I mean as much as I love Tennessee football, there has to be a bigger purpose and a bigger plan for my life. There has to be something that I can be passionate about that has more value and more significance than football.
Now, let me give you a definition of passion.
Passion is defined as a powerful emotion.
That is only one definition, and we are going to look at some others aspects of it, but in our common everyday view of life we see passion as a powerful emotion evoking either a pleasurable or painful response.
Passion is what causes us to yell at the TV during a game. It is what causes us to sacrifice what could be our own time to care for an animal. It is what consumes a lot of life and energy.
What if we could take our passion and turn it toward our relationship with God? I don’t mean just emotion or some experience, but what if we redefined passion to fit what God has in mind in for our relationship with him?
A God-view definition of passion is a continual pursuing.
For the sake of our conversation today, what if we defined passion as our continual pursuing of God in order to help us understand the deeper spiritual life God has called us to live?
Today we want to look at a scripture passage that helps us to see passion for God lived out in the life of David.
“O God, you are my God, earnestly I seek you, my soul thirsts for you, my body longs for you, in a dry and weary land where there is no water.” Psalm 63:1 (NIV)

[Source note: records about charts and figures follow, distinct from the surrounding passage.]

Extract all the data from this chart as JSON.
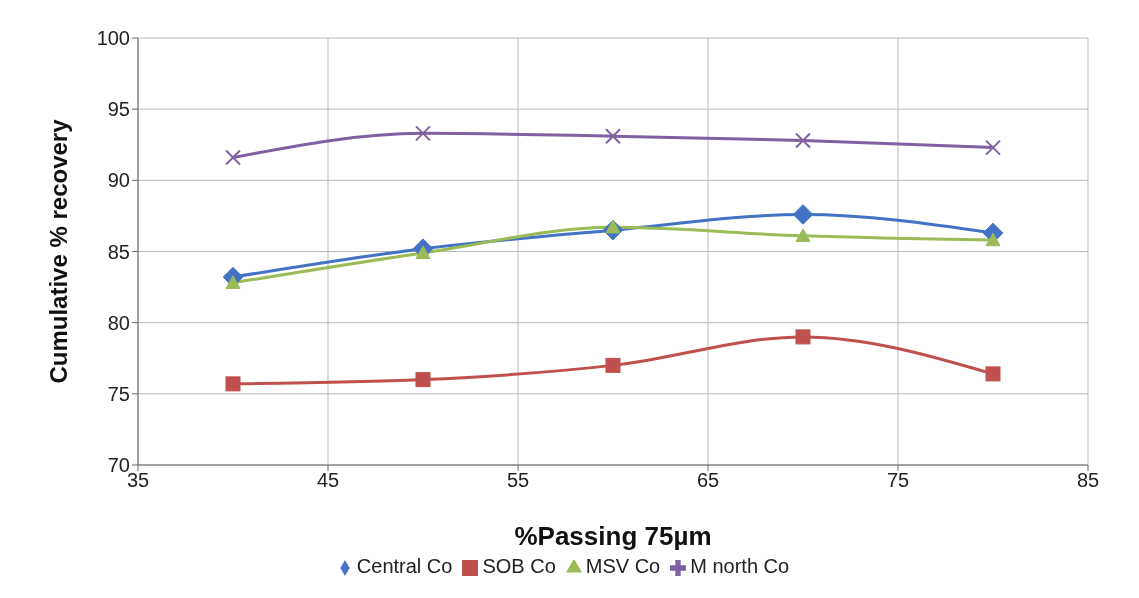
{
  "chart_data": {
    "type": "line",
    "xlabel": "%Passing 75µm",
    "ylabel": "Cumulative % recovery",
    "x": [
      40,
      50,
      60,
      70,
      80
    ],
    "series": [
      {
        "name": "Central Co",
        "color": "#4472c4",
        "marker": "diamond",
        "values": [
          83.2,
          85.2,
          86.5,
          87.6,
          86.3
        ]
      },
      {
        "name": "SOB Co",
        "color": "#c0504d",
        "marker": "square",
        "values": [
          75.7,
          76.0,
          77.0,
          79.0,
          76.4
        ]
      },
      {
        "name": "MSV Co",
        "color": "#9bbb59",
        "marker": "triangle",
        "values": [
          82.8,
          84.9,
          86.7,
          86.1,
          85.8
        ]
      },
      {
        "name": "M north Co",
        "color": "#7f60a0",
        "marker": "cross",
        "values": [
          91.6,
          93.3,
          93.1,
          92.8,
          92.3
        ]
      }
    ],
    "xlim": [
      35,
      85
    ],
    "xticks": [
      35,
      45,
      55,
      65,
      75,
      85
    ],
    "ylim": [
      70,
      100
    ],
    "yticks": [
      70,
      75,
      80,
      85,
      90,
      95,
      100
    ],
    "grid": true,
    "legend": "bottom",
    "line_style": "solid"
  }
}
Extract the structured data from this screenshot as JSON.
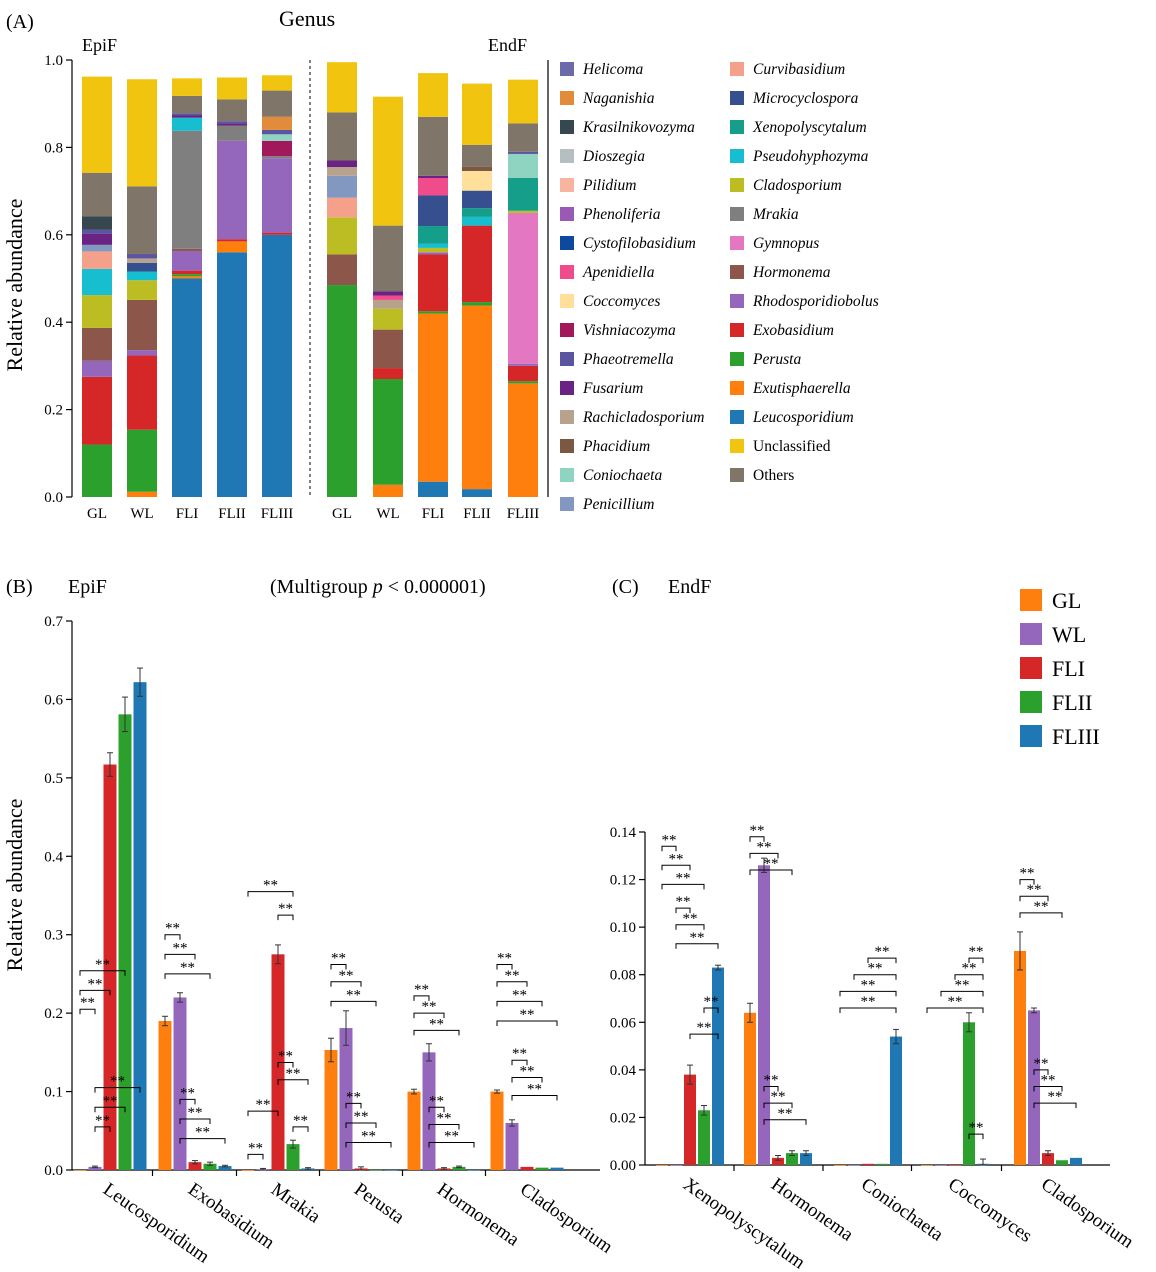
{
  "colors": {
    "GL": "#ff7f0e",
    "WL": "#9467bd",
    "FLI": "#d62728",
    "FLII": "#2ca02c",
    "FLIII": "#1f77b4",
    "axis": "#000000"
  },
  "chart_data": [
    {
      "type": "stacked-bar",
      "panel": "(A)",
      "title": "Genus",
      "group_labels": [
        "EpiF",
        "EndF"
      ],
      "ylabel": "Relative abundance",
      "ylim": [
        0,
        1.0
      ],
      "yticks": [
        "0.0",
        "0.2",
        "0.4",
        "0.6",
        "0.8",
        "1.0"
      ],
      "categories": [
        "GL",
        "WL",
        "FLI",
        "FLII",
        "FLIII",
        "GL",
        "WL",
        "FLI",
        "FLII",
        "FLIII"
      ],
      "series": [
        {
          "name": "Leucosporidium",
          "color": "#1f77b4",
          "values": [
            0,
            0,
            0.5,
            0.56,
            0.6,
            0,
            0,
            0.035,
            0.018,
            0
          ]
        },
        {
          "name": "Exutisphaerella",
          "color": "#ff7f0e",
          "values": [
            0,
            0.012,
            0.005,
            0.025,
            0,
            0,
            0.028,
            0.385,
            0.42,
            0.26
          ]
        },
        {
          "name": "Perusta",
          "color": "#2ca02c",
          "values": [
            0.12,
            0.142,
            0.005,
            0,
            0,
            0.485,
            0.242,
            0.005,
            0.008,
            0.005
          ]
        },
        {
          "name": "Exobasidium",
          "color": "#d62728",
          "values": [
            0.155,
            0.17,
            0.008,
            0.005,
            0.005,
            0,
            0.025,
            0.13,
            0.175,
            0.035
          ]
        },
        {
          "name": "Rhodosporidiobolus",
          "color": "#9467bd",
          "values": [
            0.037,
            0.012,
            0.045,
            0.225,
            0.17,
            0,
            0,
            0.005,
            0,
            0.005
          ]
        },
        {
          "name": "Hormonema",
          "color": "#8c564b",
          "values": [
            0.075,
            0.115,
            0.005,
            0,
            0,
            0.07,
            0.088,
            0,
            0,
            0
          ]
        },
        {
          "name": "Gymnopus",
          "color": "#e377c2",
          "values": [
            0,
            0,
            0,
            0,
            0,
            0,
            0,
            0,
            0,
            0.345
          ]
        },
        {
          "name": "Mrakia",
          "color": "#7f7f7f",
          "values": [
            0,
            0,
            0.27,
            0.035,
            0.005,
            0,
            0,
            0,
            0,
            0
          ]
        },
        {
          "name": "Cladosporium",
          "color": "#bcbd22",
          "values": [
            0.075,
            0.045,
            0,
            0,
            0,
            0.085,
            0.048,
            0.01,
            0,
            0.005
          ]
        },
        {
          "name": "Pseudohyphozyma",
          "color": "#17becf",
          "values": [
            0.06,
            0.02,
            0.03,
            0,
            0,
            0,
            0,
            0.01,
            0.02,
            0
          ]
        },
        {
          "name": "Xenopolyscytalum",
          "color": "#159e8a",
          "values": [
            0,
            0,
            0,
            0,
            0,
            0,
            0,
            0.04,
            0.02,
            0.075
          ]
        },
        {
          "name": "Microcyclospora",
          "color": "#36508f",
          "values": [
            0,
            0.02,
            0,
            0,
            0,
            0,
            0,
            0.07,
            0.04,
            0
          ]
        },
        {
          "name": "Curvibasidium",
          "color": "#f4a08a",
          "values": [
            0.04,
            0,
            0,
            0,
            0,
            0.045,
            0,
            0,
            0,
            0
          ]
        },
        {
          "name": "Penicillium",
          "color": "#8298c0",
          "values": [
            0.015,
            0,
            0,
            0,
            0,
            0.05,
            0,
            0,
            0,
            0
          ]
        },
        {
          "name": "Rachicladosporium",
          "color": "#b7a28e",
          "values": [
            0,
            0.01,
            0,
            0,
            0,
            0.02,
            0.02,
            0,
            0,
            0
          ]
        },
        {
          "name": "Vishniacozyma",
          "color": "#a2195b",
          "values": [
            0,
            0,
            0,
            0,
            0.035,
            0,
            0,
            0,
            0,
            0
          ]
        },
        {
          "name": "Coccomyces",
          "color": "#ffdf9a",
          "values": [
            0,
            0,
            0,
            0,
            0,
            0,
            0,
            0,
            0.045,
            0
          ]
        },
        {
          "name": "Apenidiella",
          "color": "#f04c8c",
          "values": [
            0,
            0,
            0,
            0,
            0,
            0,
            0.01,
            0.04,
            0,
            0
          ]
        },
        {
          "name": "Coniochaeta",
          "color": "#8fd4c1",
          "values": [
            0,
            0,
            0,
            0,
            0.015,
            0,
            0,
            0,
            0,
            0.055
          ]
        },
        {
          "name": "Fusarium",
          "color": "#6a2383",
          "values": [
            0.025,
            0,
            0.005,
            0.005,
            0,
            0.015,
            0.01,
            0.005,
            0,
            0
          ]
        },
        {
          "name": "Phaeotremella",
          "color": "#5b55a0",
          "values": [
            0.01,
            0.01,
            0.005,
            0.005,
            0.01,
            0,
            0,
            0,
            0,
            0.005
          ]
        },
        {
          "name": "Krasilnikovozyma",
          "color": "#37474f",
          "values": [
            0.03,
            0,
            0,
            0,
            0,
            0,
            0,
            0,
            0,
            0
          ]
        },
        {
          "name": "Naganishia",
          "color": "#e08c3a",
          "values": [
            0,
            0,
            0,
            0,
            0.03,
            0,
            0,
            0,
            0,
            0
          ]
        },
        {
          "name": "Phacidium",
          "color": "#7a5841",
          "values": [
            0,
            0,
            0,
            0,
            0,
            0,
            0,
            0,
            0.01,
            0
          ]
        },
        {
          "name": "Others",
          "color": "#7f7568",
          "values": [
            0.1,
            0.155,
            0.04,
            0.05,
            0.06,
            0.11,
            0.15,
            0.135,
            0.05,
            0.065
          ]
        },
        {
          "name": "Unclassified",
          "color": "#f1c40f",
          "values": [
            0.22,
            0.245,
            0.04,
            0.05,
            0.035,
            0.115,
            0.295,
            0.1,
            0.14,
            0.1
          ]
        }
      ],
      "legend_col1": [
        "Helicoma",
        "Naganishia",
        "Krasilnikovozyma",
        "Dioszegia",
        "Pilidium",
        "Phenoliferia",
        "Cystofilobasidium",
        "Apenidiella",
        "Coccomyces",
        "Vishniacozyma",
        "Phaeotremella",
        "Fusarium",
        "Rachicladosporium",
        "Phacidium",
        "Coniochaeta",
        "Penicillium"
      ],
      "legend_col1_colors": [
        "#6c6aa8",
        "#e08c3a",
        "#37474f",
        "#b5bec0",
        "#f7b5a0",
        "#9b59b6",
        "#0d4a9e",
        "#f04c8c",
        "#ffdf9a",
        "#a2195b",
        "#5b55a0",
        "#6a2383",
        "#b7a28e",
        "#7a5841",
        "#8fd4c1",
        "#8298c0"
      ],
      "legend_col2": [
        "Curvibasidium",
        "Microcyclospora",
        "Xenopolyscytalum",
        "Pseudohyphozyma",
        "Cladosporium",
        "Mrakia",
        "Gymnopus",
        "Hormonema",
        "Rhodosporidiobolus",
        "Exobasidium",
        "Perusta",
        "Exutisphaerella",
        "Leucosporidium",
        "Unclassified",
        "Others"
      ],
      "legend_col2_colors": [
        "#f4a08a",
        "#36508f",
        "#159e8a",
        "#17becf",
        "#bcbd22",
        "#7f7f7f",
        "#e377c2",
        "#8c564b",
        "#9467bd",
        "#d62728",
        "#2ca02c",
        "#ff7f0e",
        "#1f77b4",
        "#f1c40f",
        "#7f7568"
      ],
      "legend_italic_count_col2": 13
    },
    {
      "type": "bar",
      "panel": "(B)",
      "title": "EpiF",
      "note_prefix": "(Multigroup ",
      "note_p": "p",
      "note_suffix": " < 0.000001)",
      "ylabel": "Relative abundance",
      "ylim": [
        0,
        0.7
      ],
      "yticks": [
        "0.0",
        "0.1",
        "0.2",
        "0.3",
        "0.4",
        "0.5",
        "0.6",
        "0.7"
      ],
      "categories": [
        "Leucosporidium",
        "Exobasidium",
        "Mrakia",
        "Perusta",
        "Hormonema",
        "Cladosporium"
      ],
      "series": [
        {
          "name": "GL",
          "values": [
            0.0,
            0.19,
            0.0,
            0.153,
            0.1,
            0.1
          ],
          "errors": [
            0.0,
            0.006,
            0.0,
            0.015,
            0.003,
            0.002
          ]
        },
        {
          "name": "WL",
          "values": [
            0.004,
            0.22,
            0.001,
            0.181,
            0.15,
            0.06
          ],
          "errors": [
            0.001,
            0.006,
            0.001,
            0.022,
            0.011,
            0.004
          ]
        },
        {
          "name": "FLI",
          "values": [
            0.517,
            0.01,
            0.275,
            0.002,
            0.002,
            0.004
          ],
          "errors": [
            0.015,
            0.002,
            0.012,
            0.002,
            0.001,
            0.0
          ]
        },
        {
          "name": "FLII",
          "values": [
            0.581,
            0.008,
            0.033,
            0.0,
            0.004,
            0.003
          ],
          "errors": [
            0.022,
            0.002,
            0.005,
            0.0,
            0.001,
            0.0
          ]
        },
        {
          "name": "FLIII",
          "values": [
            0.622,
            0.005,
            0.002,
            0.0,
            0.0,
            0.003
          ],
          "errors": [
            0.018,
            0.001,
            0.001,
            0.0,
            0.0,
            0.0
          ]
        }
      ],
      "sig_label": "**"
    },
    {
      "type": "bar",
      "panel": "(C)",
      "title": "EndF",
      "ylabel": "",
      "ylim": [
        0,
        0.14
      ],
      "yticks": [
        "0.00",
        "0.02",
        "0.04",
        "0.06",
        "0.08",
        "0.10",
        "0.12",
        "0.14"
      ],
      "categories": [
        "Xenopolyscytalum",
        "Hormonema",
        "Coniochaeta",
        "Coccomyces",
        "Cladosporium"
      ],
      "series": [
        {
          "name": "GL",
          "values": [
            0.0,
            0.064,
            0.0,
            0.0,
            0.09
          ],
          "errors": [
            0.0,
            0.004,
            0.0,
            0.0,
            0.008
          ]
        },
        {
          "name": "WL",
          "values": [
            0.0,
            0.126,
            0.0,
            0.0,
            0.065
          ],
          "errors": [
            0.0,
            0.003,
            0.0,
            0.0,
            0.001
          ]
        },
        {
          "name": "FLI",
          "values": [
            0.038,
            0.003,
            0.0005,
            0.0,
            0.005
          ],
          "errors": [
            0.004,
            0.001,
            0.0,
            0.0,
            0.001
          ]
        },
        {
          "name": "FLII",
          "values": [
            0.023,
            0.005,
            0.0005,
            0.06,
            0.002
          ],
          "errors": [
            0.002,
            0.001,
            0.0,
            0.004,
            0.0
          ]
        },
        {
          "name": "FLIII",
          "values": [
            0.083,
            0.005,
            0.054,
            0.0005,
            0.003
          ],
          "errors": [
            0.001,
            0.001,
            0.003,
            0.002,
            0.0
          ]
        }
      ],
      "legend": [
        "GL",
        "WL",
        "FLI",
        "FLII",
        "FLIII"
      ],
      "sig_label": "**"
    }
  ]
}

David is writing this psalm literally in the Judean wilderness. He is there when he is running at one of two times in his life. It is either when he is a relatively young man who is escaping the tyrant King Saul who is trying to kill him; or it is when he is an older man who has been king and is escaping form his son Absalom who is trying to kill him. Either way, David is in a barren wilderness trying to stay alive.
It is at this point that David realizes that his only source of nourishment or comfort is not going to come form some temporary supply of food or water. It is at this point in his life that David is realizing that what his soul needs is to connect with God.
David is longing for God because he knows there has to be more in his life than just surviving. David is at a point where he just desperately needs to know that God is still God.
Circumstances help us to put life in its proper context.
There are times when the essentials in life overpower the things that I am passionate about. I have never taken my child to an emergency room and been concerned about Tennessee football. The wilderness places have a way of re-focusing our passions.
Let me give you a couple of quick facts about this passage that may help you get what David is really saying.
1) David uses the proper name for God.
This is not just some cry of, “If there is a god would you please answer me?” David calls God, by two names actually, Elohim which signifies the bigness and the totality of God. And he uses the term Yahweh which means LORD. David is calling out to the specific God of the Hebrews.